Innanzitutto, “spulciando” internet, una delle cose che più fa ridere e affascina è quanto è professionale e ammirabile Viggo Mortesen. Non solo è stato l’unico ad usare una vera spada d’acciaio senza controfigura, al contrario del resto del cast che ne reggeva solo di alluminio e gomma, ma più volte si è ferito sul set, continuando però a recitare. Uno degli eventi più divertenti (scusaci Viggo) è quando nel film Le due torri, calciando un elmo di un orco si è rotto un dito, l’urlo che era stato registrato è stato mantenuto nel film! https://youtu.be/6n0Uj41zlhU

Oltre a Mortesen, molti altri sono gli attori che hanno reso indimenticabile il retroscena di questa saga, un altro esempio è sicuramente Sean Bean che ha una tremenda paura di volare, per cui in alcune scene girate sulla montagna si è dovuto svegliare di notte per incamminarsi verso il set impiegando a volte anche più di due ore, mentre tutti gli altri prendevano l’elicottero.

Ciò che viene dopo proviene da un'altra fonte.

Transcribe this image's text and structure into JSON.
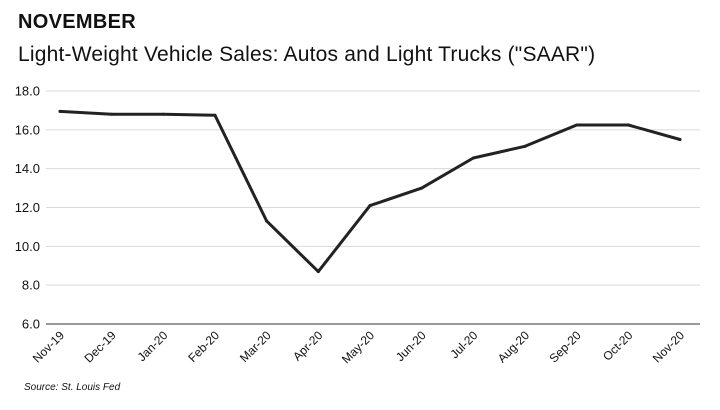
{
  "header": {
    "kicker": "NOVEMBER",
    "title": "Light-Weight Vehicle Sales: Autos and Light Trucks (\"SAAR\")"
  },
  "source": "Source: St. Louis Fed",
  "colors": {
    "line": "#222222",
    "grid": "#d9d9d9",
    "axis": "#333333"
  },
  "chart_data": {
    "type": "line",
    "title": "Light-Weight Vehicle Sales: Autos and Light Trucks (\"SAAR\")",
    "xlabel": "",
    "ylabel": "",
    "ylim": [
      6.0,
      18.0
    ],
    "yticks": [
      "6.0",
      "8.0",
      "10.0",
      "12.0",
      "14.0",
      "16.0",
      "18.0"
    ],
    "grid": true,
    "categories": [
      "Nov-19",
      "Dec-19",
      "Jan-20",
      "Feb-20",
      "Mar-20",
      "Apr-20",
      "May-20",
      "Jun-20",
      "Jul-20",
      "Aug-20",
      "Sep-20",
      "Oct-20",
      "Nov-20"
    ],
    "series": [
      {
        "name": "Light-Weight Vehicle Sales",
        "values": [
          16.95,
          16.8,
          16.8,
          16.75,
          11.3,
          8.7,
          12.1,
          13.0,
          14.55,
          15.15,
          16.25,
          16.25,
          15.5
        ]
      }
    ]
  }
}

Altra perla ci viene regalata da Christopher Lee che oltre ad interpretare Saruman nel film, ed essere stato l’unico ad aver incontrato di persona lo stesso Tolkien, si diletta con la musica metal, pubblicando anche un album di natale.

Dal punto di vista prettamente tecnico sul set dei film sono stati usati alcuni stratagemmi per renderne più efficace la realizzazione. Il più impensabile è che per riprodurre le grida dei Natzgul, i tecnici del suono hanno fatto ricorso a dei bicchieri di plastica che venivano strisciati insieme. Ora quando ripenserete agli incubi che vi erano venuti guardando i Natzgul vi ricorderete che sono doppiati da dei bicchieri. Moltissime sono le curiosità e gli errori di cui potremmo parlare per quanto riguarda la saga; partendo da errori di luci e ombre che dotavano i personaggi di due ombre misteriose in alcune scene, fino ad arrivare agli svariati oggetti che nel corso delle scene si cambiano di posto. Altri sono gli spaventosi numeri sia di morti che di persone presenti che fanno del Ritorno del Re il film con più corpi viventi in una sola scena.

Per chiudere però una curiosità che non in molti conoscono: negli anni ’60 i Beatles erano a tanto così da diventare i protagonisti della saga, con un regista d’eccezione. Stanley Kubrik si sarebbe dovuto occupare della realizzazione del film nel quale Paul McCartney avrebbe interpretato Frodo, Ringo Starr sarebbe stato Sam, John Lennon Gollum e George Harrison Gandalf. L’idea venne comunque stroncata da Tolkien.